С моим рождением в семье все изменилось. Сколько помню себя, мама была холодна, как лед, язвительно комментируя каждый мой шаг, а отец… Он всегда был немного отстранен, но нежен ко мне, и от того лишь сильнее я ощущала нелюбовь матери.
Я направилась в сторону школы. В голове калейдоскопом мелькали мысли… Если бы я исчезла из их жизни, то всем было бы только легче… А папа? Наверное, ему будет тяжело. Но у него есть Мелисса, моя сестра, так ведь?
– Милая, чего грустишь?
Вопрос, заданный Марком, вихрем ворвался в мои размышления и рассыпал их, словно карточный домик.
– Да ничего, как обычно, учёба не дает жить.
Он был недоволен моим ответом, его глаза-льдинки посмотрели на меня с укором.
– Стоит ли так расстраиваться из-за школы? Знаешь же, что мы с тобой поженимся, ты родишь мне кучу милых, зеленоглазых детишек, и мы будем счастливы.
Я улыбнулась. Наивный.
– Еще чего, может мне еще и любить тебя до старости?
– А как же, только так и никак больше, – улыбнулся он в ответ.
Нас не связывают романтические отношения. Он не уверен, что вообще умеет любить, а я… для меня он хороший друг, не более.
Знала ли я, что в эти самые минуты рушилась моя привычная жизнь? Едва ли.
– Холодно на улице, пошли быстрее, – поторопил меня Марк, и мы двинулись по направлению к школе.
День пролетел незаметно. По пути домой погода окончательно испортилась, со всех сторон дул холодной ветер, улицы запорошило снегом.
Подходя к дому, я заметила мать, стоящую у окна и провожающую меня взглядом.
– Что-то случилось, – пронеслось у меня в голове. Мама встретила меня у порога, непривычно для меня и себя самой взяла за руку и повела в дом.
– Мам, что такое? – подавленным голосом спросила я.
Мы прошли в гостиную. Мама, наконец, остановилась и отпустила мою руку.
– Я ждала этого момента 15 лет. Не спала ночами, мучилась, съедала себя саму и корила за то, что не могла тебя полюбить. Прости меня. Правда, прости. Возможно, где-то глубоко в душе я люблю тебя, очень люблю. Но никогда не смогу простить предательства того, кто называет себя моим мужем.

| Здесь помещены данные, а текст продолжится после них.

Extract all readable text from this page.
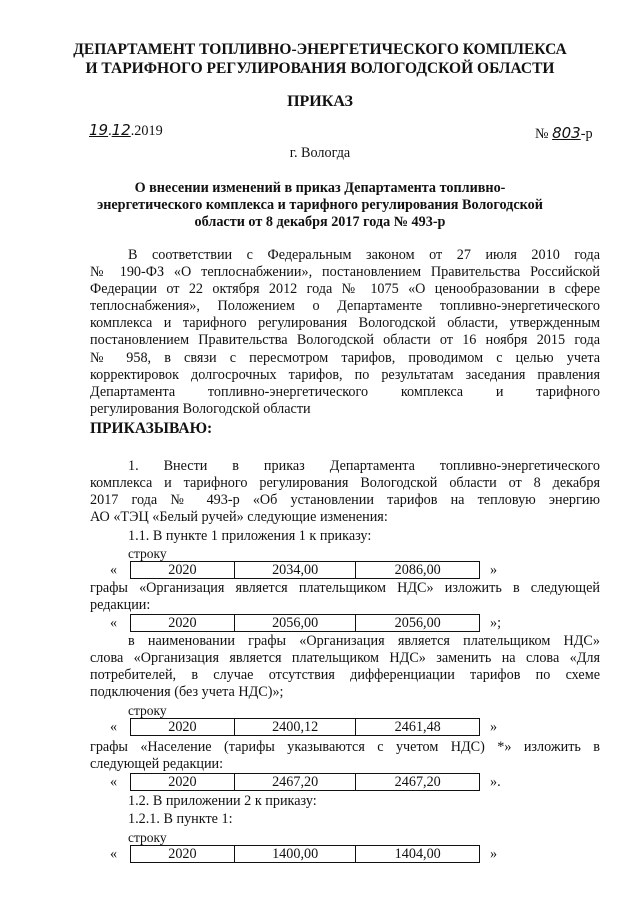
ДЕПАРТАМЕНТ ТОПЛИВНО-ЭНЕРГЕТИЧЕСКОГО КОМПЛЕКСА
И ТАРИФНОГО РЕГУЛИРОВАНИЯ ВОЛОГОДСКОЙ ОБЛАСТИ
ПРИКАЗ
19.12.2019	№ 803-р
г. Вологда
О внесении изменений в приказ Департамента топливно-
энергетического комплекса и тарифного регулирования Вологодской
области от 8 декабря 2017 года № 493-р
В соответствии с Федеральным законом от 27 июля 2010 года
№ 190-ФЗ «О теплоснабжении», постановлением Правительства Российской
Федерации от 22 октября 2012 года № 1075 «О ценообразовании в сфере
теплоснабжения», Положением о Департаменте топливно-энергетического
комплекса и тарифного регулирования Вологодской области, утвержденным
постановлением Правительства Вологодской области от 16 ноября 2015 года
№ 958, в связи с пересмотром тарифов, проводимом с целью учета
корректировок долгосрочных тарифов, по результатам заседания правления
Департамента топливно-энергетического комплекса и тарифного
регулирования Вологодской области
ПРИКАЗЫВАЮ:
1. Внести в приказ Департамента топливно-энергетического
комплекса и тарифного регулирования Вологодской области от 8 декабря
2017 года № 493-р «Об установлении тарифов на тепловую энергию
АО «ТЭЦ «Белый ручей» следующие изменения:
1.1. В пункте 1 приложения 1 к приказу:
строку
«	2020	2034,00	2086,00	»
графы «Организация является плательщиком НДС» изложить в следующей
редакции:
«	2020	2056,00	2056,00	»;
в наименовании графы «Организация является плательщиком НДС»
слова «Организация является плательщиком НДС» заменить на слова «Для
потребителей, в случае отсутствия дифференциации тарифов по схеме
подключения (без учета НДС)»;
строку
«	2020	2400,12	2461,48	»
графы «Население (тарифы указываются с учетом НДС) *» изложить в
следующей редакции:
«	2020	2467,20	2467,20	».
1.2. В приложении 2 к приказу:
1.2.1. В пункте 1:
строку
«	2020	1400,00	1404,00	»
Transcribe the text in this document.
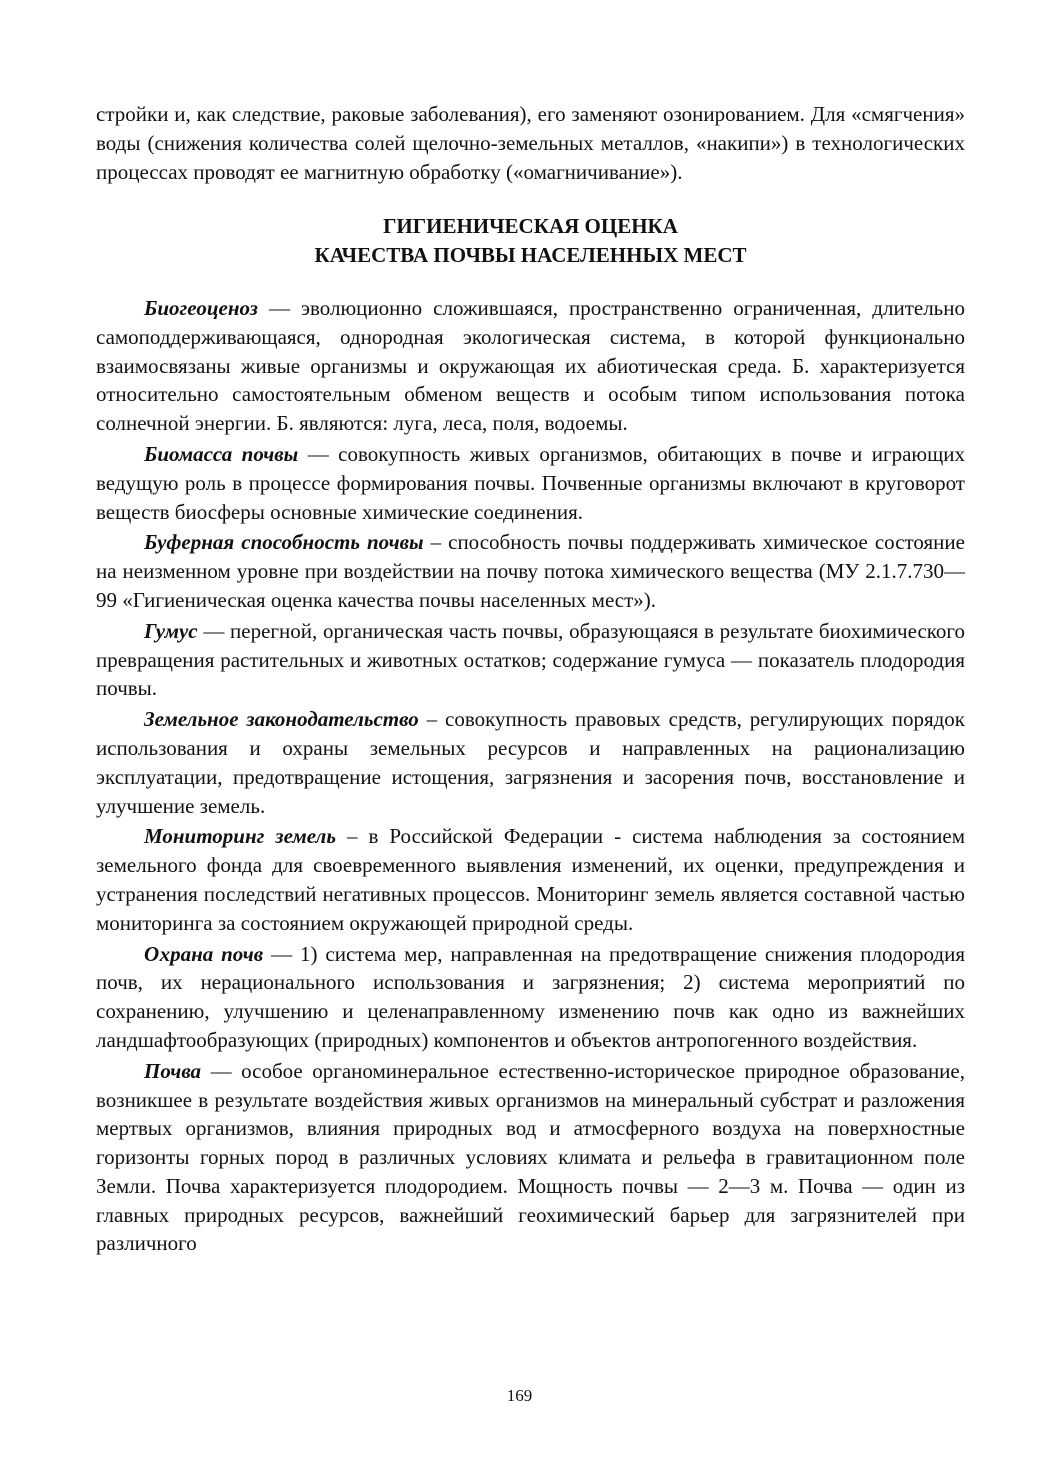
стройки и, как следствие, раковые заболевания), его заменяют озонированием. Для «смягчения» воды (снижения количества солей щелочно-земельных металлов, «накипи») в технологических процессах проводят ее магнитную обработку («омагничивание»).

ГИГИЕНИЧЕСКАЯ ОЦЕНКА
КАЧЕСТВА ПОЧВЫ НАСЕЛЕННЫХ МЕСТ

Биогеоценоз — эволюционно сложившаяся, пространственно ограниченная, длительно самоподдерживающаяся, однородная экологическая система, в которой функционально взаимосвязаны живые организмы и окружающая их абиотическая среда. Б. характеризуется относительно самостоятельным обменом веществ и особым типом использования потока солнечной энергии. Б. являются: луга, леса, поля, водоемы.

Биомасса почвы — совокупность живых организмов, обитающих в почве и играющих ведущую роль в процессе формирования почвы. Почвенные организмы включают в круговорот веществ биосферы основные химические соединения.

Буферная способность почвы – способность почвы поддерживать химическое состояние на неизменном уровне при воздействии на почву потока химического вещества (МУ 2.1.7.730—99 «Гигиеническая оценка качества почвы населенных мест»).

Гумус — перегной, органическая часть почвы, образующаяся в результате биохимического превращения растительных и животных остатков; содержание гумуса — показатель плодородия почвы.

Земельное законодательство – совокупность правовых средств, регулирующих порядок использования и охраны земельных ресурсов и направленных на рационализацию эксплуатации, предотвращение истощения, загрязнения и засорения почв, восстановление и улучшение земель.

Мониторинг земель – в Российской Федерации - система наблюдения за состоянием земельного фонда для своевременного выявления изменений, их оценки, предупреждения и устранения последствий негативных процессов. Мониторинг земель является составной частью мониторинга за состоянием окружающей природной среды.

Охрана почв — 1) система мер, направленная на предотвращение снижения плодородия почв, их нерационального использования и загрязнения; 2) система мероприятий по сохранению, улучшению и целенаправленному изменению почв как одно из важнейших ландшафтообразующих (природных) компонентов и объектов антропогенного воздействия.

Почва — особое органоминеральное естественно-историческое природное образование, возникшее в результате воздействия живых организмов на минеральный субстрат и разложения мертвых организмов, влияния природных вод и атмосферного воздуха на поверхностные горизонты горных пород в различных условиях климата и рельефа в гравитационном поле Земли. Почва характеризуется плодородием. Мощность почвы — 2—3 м. Почва — один из главных природных ресурсов, важнейший геохимический барьер для загрязнителей при различного

169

Я не понимала. Что за предательство? Причем тут отец?
– Мам, объясни мне, пожалуйста, что происходит?
Она поджала свои худощавые плечи, скрестила руки, словно ограждая себя от меня, и выпалила:
– 15 лет назад твой отец принёс тебя в наш дом. Ты не моя дочь. Он обещал твоей матери воспитать тебя, мне обещал, что до 16 лет ты будешь с нами, – она протянула руки, но я отшатнулась от нее, а она, будто не замечая, продолжила, – сегодня, если ты помнишь, твой день рождения.
С 16-летием, Адель.
Мои мысли сковал озноб, хотелось просто лечь и ничего не делать…
К счастью, ко мне никто не лез. В моей комнате стало темно, я просидела в ней до вечера. Время, казалось, летит с удвоенной силой. Вот-вот наступит время сна. Впервые за все это время я пошевелилась. Мне вдруг очень захотелось горячего шоколада. Помнится, мы всегда пили его по вечерам. Правда, лишь тогда, когда сестре удавалось собрать всех вместе.
В последнее время такого практически не бывало. Отец в вечных командировках, а мама неожиданно для всех стала художницей, и это отнимало у нее все время и силы.
Затем моя старшая сестра съехала из нашего дома и зажила собственной жизнью. Эти мысли одна за другой прокручивались у меня в голове, пока я лежала, сжавшись в калачик, осознавая собственное бессилие.
Я решила почаще наведываться к своей сестре, именно в ней я отчаянно хотела увидеть поддержку. Но у нее была своя жизнь, в ней уже не было места для меня.
Тогда я и сбежала. Мне казалось, что иначе быть и не может. Я никому не нужна.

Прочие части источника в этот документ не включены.